Für den Vergleich von Qualitäten sind Kennwerte hilfreich, die das Langzeitverhalten abbilden. Dazu zählen Kriechrelaxation, Steifigkeit (E-Modul) und Rückfederung, wie gut eine Dichtung nach Entlastung wieder zurückkommt. Im Flanschbereich sind Prüfkonzepte nach EN 13555 oft eine sinnvolle Orientierung, weil sie Dichtheits- und Verformungsverhalten unter definierten Bedingungen bewerten. In der Praxis sollte man nicht nur einen Einzelwert betrachten, sondern das Profil aus mehreren Kennwerten und den zugehörigen Prüfbedingungen.
Eine kompakte, robuste Vorgehensweise ist:
- Prüfdaten zu Kriechrelaxation und Dichtheit unter flanschnahen Bedingungen einfordern.
- Gasbetrieb gesondert bewerten, weil Permeation und Leckage dort früher limitieren.

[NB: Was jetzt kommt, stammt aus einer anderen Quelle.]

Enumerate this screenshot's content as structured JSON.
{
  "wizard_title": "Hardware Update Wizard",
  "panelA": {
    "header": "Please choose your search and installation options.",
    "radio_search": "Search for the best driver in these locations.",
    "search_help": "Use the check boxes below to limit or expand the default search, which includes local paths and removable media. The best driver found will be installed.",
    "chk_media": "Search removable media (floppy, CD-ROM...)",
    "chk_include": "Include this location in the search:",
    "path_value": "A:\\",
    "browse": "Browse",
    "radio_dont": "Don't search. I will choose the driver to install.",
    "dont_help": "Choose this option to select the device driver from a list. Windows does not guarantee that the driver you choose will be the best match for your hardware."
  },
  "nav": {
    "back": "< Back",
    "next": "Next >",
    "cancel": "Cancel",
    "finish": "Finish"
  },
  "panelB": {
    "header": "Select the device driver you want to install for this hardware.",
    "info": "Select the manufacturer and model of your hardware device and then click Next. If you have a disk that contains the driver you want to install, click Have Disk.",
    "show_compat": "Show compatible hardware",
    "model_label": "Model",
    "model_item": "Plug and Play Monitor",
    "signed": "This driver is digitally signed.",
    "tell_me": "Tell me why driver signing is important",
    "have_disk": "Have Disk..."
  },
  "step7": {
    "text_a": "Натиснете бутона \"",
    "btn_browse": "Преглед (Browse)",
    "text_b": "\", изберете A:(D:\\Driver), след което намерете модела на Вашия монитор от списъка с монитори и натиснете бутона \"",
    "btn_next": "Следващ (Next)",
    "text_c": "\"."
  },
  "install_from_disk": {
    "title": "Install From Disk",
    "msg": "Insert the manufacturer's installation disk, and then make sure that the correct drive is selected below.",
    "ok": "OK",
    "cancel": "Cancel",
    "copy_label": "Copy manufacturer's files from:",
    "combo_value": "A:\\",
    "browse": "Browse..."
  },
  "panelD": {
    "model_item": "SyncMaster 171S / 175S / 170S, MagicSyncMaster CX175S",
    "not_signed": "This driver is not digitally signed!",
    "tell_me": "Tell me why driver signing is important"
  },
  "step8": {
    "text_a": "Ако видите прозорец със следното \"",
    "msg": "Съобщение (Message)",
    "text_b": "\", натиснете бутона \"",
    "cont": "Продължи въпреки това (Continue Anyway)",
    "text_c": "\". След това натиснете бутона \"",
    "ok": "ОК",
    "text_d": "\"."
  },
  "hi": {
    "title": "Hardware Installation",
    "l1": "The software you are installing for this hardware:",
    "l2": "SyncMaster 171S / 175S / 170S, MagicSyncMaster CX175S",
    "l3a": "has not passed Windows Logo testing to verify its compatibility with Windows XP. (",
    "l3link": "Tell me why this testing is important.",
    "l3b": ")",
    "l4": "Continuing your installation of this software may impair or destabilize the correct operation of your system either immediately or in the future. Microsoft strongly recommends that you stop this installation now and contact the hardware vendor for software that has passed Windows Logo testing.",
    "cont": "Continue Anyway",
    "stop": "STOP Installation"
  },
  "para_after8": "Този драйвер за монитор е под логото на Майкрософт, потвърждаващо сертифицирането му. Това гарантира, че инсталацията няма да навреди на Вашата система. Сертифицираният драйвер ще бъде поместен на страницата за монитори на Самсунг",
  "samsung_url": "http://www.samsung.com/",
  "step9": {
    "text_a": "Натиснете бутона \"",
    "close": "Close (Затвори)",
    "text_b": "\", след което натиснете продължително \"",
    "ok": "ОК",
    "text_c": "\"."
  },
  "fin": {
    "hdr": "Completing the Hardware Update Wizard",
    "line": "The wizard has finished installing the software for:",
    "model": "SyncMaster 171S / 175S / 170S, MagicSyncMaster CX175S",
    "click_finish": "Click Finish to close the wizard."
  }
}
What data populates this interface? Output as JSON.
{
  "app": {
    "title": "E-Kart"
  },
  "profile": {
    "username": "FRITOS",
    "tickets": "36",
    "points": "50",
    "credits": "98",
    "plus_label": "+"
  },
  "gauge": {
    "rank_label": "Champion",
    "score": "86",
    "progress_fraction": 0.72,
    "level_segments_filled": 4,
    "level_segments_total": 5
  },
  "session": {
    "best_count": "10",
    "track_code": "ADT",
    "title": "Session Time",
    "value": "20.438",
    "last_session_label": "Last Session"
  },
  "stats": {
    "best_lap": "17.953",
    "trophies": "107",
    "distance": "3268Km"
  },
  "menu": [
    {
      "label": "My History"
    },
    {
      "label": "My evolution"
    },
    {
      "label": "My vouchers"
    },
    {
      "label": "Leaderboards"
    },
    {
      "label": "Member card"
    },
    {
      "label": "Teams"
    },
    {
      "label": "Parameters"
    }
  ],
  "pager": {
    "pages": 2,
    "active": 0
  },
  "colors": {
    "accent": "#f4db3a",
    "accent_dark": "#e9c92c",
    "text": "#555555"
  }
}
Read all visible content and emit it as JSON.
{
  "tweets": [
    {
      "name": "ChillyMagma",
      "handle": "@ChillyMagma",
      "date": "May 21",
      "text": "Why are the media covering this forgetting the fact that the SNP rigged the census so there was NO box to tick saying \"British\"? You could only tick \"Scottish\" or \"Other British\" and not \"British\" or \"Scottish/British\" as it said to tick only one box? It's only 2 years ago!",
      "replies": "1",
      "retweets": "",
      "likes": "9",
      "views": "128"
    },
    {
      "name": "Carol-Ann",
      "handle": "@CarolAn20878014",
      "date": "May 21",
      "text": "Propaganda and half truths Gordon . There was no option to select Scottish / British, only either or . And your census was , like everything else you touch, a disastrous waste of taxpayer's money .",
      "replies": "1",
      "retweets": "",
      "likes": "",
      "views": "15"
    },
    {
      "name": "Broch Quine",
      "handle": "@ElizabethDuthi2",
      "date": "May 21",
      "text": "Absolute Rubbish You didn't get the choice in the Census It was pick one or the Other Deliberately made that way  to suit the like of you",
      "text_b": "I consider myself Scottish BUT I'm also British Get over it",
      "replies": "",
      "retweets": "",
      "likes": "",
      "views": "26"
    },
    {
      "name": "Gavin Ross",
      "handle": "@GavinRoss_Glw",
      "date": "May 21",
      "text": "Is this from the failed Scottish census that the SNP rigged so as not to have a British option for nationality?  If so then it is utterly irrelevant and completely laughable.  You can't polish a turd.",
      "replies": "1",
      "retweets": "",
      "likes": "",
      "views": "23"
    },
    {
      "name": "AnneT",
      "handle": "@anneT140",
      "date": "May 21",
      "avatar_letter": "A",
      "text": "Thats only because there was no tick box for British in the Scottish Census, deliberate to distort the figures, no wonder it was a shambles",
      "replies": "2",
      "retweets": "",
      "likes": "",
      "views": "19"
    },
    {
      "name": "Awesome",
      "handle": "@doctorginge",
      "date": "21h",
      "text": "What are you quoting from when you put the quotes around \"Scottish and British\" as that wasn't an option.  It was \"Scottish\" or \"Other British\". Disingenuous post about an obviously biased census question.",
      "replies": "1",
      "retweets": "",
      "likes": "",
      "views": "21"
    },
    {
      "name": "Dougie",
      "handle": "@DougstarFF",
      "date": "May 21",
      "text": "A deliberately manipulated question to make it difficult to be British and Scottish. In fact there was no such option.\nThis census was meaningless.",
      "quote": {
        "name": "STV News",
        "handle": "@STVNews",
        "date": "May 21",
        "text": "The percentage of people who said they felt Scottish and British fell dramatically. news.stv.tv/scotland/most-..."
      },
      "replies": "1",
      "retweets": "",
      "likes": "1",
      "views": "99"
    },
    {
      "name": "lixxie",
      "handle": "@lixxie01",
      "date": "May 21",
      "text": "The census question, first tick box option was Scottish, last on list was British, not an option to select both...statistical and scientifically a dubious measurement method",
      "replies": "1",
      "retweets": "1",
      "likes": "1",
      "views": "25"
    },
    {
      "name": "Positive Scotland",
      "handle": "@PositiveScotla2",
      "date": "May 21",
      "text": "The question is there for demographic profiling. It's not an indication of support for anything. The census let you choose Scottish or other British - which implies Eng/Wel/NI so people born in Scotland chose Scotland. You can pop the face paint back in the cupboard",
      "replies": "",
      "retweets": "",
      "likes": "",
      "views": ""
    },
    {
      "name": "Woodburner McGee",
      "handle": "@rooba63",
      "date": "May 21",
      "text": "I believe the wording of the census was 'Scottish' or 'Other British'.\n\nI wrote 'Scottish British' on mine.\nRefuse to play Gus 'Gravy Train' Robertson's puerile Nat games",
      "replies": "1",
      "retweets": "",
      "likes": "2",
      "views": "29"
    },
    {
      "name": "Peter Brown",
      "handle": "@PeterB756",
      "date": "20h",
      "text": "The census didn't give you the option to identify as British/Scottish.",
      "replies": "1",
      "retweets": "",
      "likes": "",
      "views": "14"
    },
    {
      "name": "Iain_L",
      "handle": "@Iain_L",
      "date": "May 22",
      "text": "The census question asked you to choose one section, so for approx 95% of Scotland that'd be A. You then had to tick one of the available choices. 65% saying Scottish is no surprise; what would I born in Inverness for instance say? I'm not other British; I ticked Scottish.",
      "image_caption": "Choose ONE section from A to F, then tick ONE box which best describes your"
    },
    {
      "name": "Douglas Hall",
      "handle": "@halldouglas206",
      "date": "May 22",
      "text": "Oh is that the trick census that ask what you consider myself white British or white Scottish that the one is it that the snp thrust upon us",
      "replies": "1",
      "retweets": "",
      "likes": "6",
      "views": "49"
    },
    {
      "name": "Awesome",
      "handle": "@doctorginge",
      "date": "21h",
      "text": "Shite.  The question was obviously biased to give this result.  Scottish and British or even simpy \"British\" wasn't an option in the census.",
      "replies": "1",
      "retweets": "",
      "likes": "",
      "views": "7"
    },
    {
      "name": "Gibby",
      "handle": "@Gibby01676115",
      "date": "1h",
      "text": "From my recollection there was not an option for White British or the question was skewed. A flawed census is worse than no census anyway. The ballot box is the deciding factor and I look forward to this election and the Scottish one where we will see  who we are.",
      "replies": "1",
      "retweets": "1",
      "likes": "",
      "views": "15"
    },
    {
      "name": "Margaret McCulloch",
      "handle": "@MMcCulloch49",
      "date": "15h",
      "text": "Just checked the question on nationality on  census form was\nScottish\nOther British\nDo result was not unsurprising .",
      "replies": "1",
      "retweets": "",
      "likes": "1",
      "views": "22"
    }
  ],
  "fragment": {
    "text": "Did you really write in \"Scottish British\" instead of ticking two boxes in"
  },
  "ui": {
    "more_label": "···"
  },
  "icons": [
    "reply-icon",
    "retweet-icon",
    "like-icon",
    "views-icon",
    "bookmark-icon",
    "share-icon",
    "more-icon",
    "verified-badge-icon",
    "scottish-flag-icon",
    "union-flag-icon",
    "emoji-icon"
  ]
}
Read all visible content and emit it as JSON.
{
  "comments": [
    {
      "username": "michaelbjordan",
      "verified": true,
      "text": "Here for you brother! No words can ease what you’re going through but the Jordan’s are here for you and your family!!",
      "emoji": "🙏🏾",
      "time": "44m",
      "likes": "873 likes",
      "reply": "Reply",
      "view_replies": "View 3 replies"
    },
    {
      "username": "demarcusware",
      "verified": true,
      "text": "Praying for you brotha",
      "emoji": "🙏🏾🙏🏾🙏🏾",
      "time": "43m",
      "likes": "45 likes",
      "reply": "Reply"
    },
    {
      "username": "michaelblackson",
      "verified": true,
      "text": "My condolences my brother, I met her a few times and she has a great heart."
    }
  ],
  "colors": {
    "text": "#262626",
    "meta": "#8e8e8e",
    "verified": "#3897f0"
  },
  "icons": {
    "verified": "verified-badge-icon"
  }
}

- Werkstoffvarianten nicht über den Namen vergleichen, sondern über dokumentierte Kennwerte und Toleranzen.
Wenn die Randbedingungen kritisch sind oder ein Wechsel von virgin zu modified PTFE geplant ist, ist eine kurze Abstimmung mit Werkstoff- und Dichtungsspezialist:innen sinnvoll, damit Prüfwerte und Anwendung realistisch zusammenpassen.